Depuis quelques années on assiste en France (et ailleurs : Allemagne, Hollande, Japon ...) à une renaissance de la passion pour le tango argentin. Pourquoi un tel engouement, une telle fascination ? Soupirs du bandonéon, plaintes du violon et de l'alto, pleurs du violoncelle, rythme et mélodie du piano ; le tango argentin c'est d'abord l'expression de sentiments forts : passion, nostalgie, tristesse voire désespoir ; il s'adresse alors à l'âme et vous bouleverse au plus profond. Mais heureusement, la gaieté fait aussi partie du répertoire et l'on rencontre des tangueras et des tangueros joyeux. C'est aussi, à l'image du pays, une musique métisse où se marient rythmes d'Afrique et mélodies d'Europe : si l'on admet que les Mexicains descendent des Aztèques, les Péruviens des Incas, les Argentins eux descendent du bateau !

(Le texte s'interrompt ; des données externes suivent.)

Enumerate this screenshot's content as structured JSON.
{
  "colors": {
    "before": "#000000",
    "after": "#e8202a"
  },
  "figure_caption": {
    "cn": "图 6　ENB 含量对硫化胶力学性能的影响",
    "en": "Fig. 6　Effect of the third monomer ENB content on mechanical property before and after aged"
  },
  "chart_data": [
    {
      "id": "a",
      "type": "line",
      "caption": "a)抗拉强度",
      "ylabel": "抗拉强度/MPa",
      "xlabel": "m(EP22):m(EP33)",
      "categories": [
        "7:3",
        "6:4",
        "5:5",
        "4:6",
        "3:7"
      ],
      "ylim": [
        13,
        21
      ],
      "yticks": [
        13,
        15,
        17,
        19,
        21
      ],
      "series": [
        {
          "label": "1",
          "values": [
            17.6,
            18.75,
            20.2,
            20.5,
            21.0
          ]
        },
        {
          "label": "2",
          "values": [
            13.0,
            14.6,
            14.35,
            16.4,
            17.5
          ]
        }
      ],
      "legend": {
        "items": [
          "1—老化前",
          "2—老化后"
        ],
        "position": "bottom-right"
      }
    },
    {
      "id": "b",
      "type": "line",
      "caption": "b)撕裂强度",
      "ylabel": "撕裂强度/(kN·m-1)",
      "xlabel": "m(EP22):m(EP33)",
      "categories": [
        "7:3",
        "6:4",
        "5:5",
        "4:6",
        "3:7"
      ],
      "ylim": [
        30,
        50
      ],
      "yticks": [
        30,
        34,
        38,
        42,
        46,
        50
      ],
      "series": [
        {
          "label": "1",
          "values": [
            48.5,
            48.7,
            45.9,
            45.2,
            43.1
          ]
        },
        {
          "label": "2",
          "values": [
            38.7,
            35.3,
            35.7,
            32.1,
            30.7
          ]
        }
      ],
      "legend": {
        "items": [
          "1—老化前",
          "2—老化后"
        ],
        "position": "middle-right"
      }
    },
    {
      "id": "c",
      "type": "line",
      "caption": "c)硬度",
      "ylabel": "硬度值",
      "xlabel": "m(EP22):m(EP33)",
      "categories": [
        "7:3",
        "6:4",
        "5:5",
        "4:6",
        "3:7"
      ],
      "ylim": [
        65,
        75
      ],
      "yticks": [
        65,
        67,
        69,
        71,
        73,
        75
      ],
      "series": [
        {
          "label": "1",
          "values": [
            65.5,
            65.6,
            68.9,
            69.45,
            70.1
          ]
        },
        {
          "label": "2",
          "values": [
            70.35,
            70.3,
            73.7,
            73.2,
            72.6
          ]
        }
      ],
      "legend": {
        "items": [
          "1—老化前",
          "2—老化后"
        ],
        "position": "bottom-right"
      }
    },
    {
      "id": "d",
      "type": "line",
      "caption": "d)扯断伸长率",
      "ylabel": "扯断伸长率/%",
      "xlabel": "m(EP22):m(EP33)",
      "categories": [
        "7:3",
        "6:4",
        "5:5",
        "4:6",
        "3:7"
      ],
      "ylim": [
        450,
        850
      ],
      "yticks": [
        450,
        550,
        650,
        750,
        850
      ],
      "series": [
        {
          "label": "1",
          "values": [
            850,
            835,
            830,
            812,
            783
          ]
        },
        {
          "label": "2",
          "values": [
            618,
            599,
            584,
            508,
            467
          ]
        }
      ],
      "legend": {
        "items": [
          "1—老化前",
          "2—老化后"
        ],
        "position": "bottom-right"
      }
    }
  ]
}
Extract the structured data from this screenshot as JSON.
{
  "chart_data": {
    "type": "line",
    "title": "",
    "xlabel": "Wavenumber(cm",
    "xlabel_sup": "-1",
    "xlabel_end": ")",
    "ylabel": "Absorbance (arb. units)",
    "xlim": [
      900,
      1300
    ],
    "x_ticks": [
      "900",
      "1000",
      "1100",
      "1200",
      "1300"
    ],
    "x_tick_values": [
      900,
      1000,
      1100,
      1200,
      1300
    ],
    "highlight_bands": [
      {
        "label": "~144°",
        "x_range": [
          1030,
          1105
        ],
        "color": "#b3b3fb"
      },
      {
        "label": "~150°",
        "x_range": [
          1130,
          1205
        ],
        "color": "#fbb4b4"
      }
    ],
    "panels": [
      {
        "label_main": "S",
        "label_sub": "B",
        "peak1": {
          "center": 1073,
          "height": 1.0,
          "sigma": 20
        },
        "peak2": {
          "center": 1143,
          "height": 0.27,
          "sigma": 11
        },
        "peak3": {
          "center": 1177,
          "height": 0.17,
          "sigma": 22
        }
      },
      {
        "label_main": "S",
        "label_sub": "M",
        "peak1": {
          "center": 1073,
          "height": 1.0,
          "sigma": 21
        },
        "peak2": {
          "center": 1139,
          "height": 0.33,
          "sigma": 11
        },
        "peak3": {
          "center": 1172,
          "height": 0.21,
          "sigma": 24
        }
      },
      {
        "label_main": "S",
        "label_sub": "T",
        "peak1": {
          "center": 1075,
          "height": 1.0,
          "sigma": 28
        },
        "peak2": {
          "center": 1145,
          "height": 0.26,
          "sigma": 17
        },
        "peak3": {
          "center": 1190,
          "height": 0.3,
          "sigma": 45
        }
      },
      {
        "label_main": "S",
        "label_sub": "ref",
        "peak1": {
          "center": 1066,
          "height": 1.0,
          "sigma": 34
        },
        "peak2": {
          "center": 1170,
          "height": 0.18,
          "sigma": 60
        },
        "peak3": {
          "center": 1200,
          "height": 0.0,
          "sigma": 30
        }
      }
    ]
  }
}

Le tango argentin ce sont aussi des orchestres et des compositeurs : on commence par écouter Piazzola, puis on remonte aux orchestres populaires des années 30 à 60 (Canaro, De Caro, Di Sarli, Troïlo, Pugliese ...), et on découvre les contemporains tels Juan Cedron ou Juan José Mosalini qui vivent et se produisent en France. Le tango a eu et a encore ses poètes (Enrique Cadicamo, Enrique Santos Discepolo, Horacio Ferrer ...) et des voix pour chanter leurs oeuvres : celles du passé, Gardel bien sûr, mais aussi Goyeneche, Beron, Castillo ... et celles d'aujourd'hui Silvana Deluigi, Valeria Munarriz ... Mais tout cela ne serait rien sans la danse qui permet au corps, ou plus précisément au corps unique que forme le couple de danseurs durant trois minutes, de se fondre dans la musique. Plus étonnant encore, dans un bal, c'est l'ensemble des couples qui évoluent en synergie, pour finir par former une entité. Sensuel le tango argentin ? Oui bien sûr car il appelle le corps à corps, mais cette sensualité demande apprentissage, travail, écoute et respect du partenaire.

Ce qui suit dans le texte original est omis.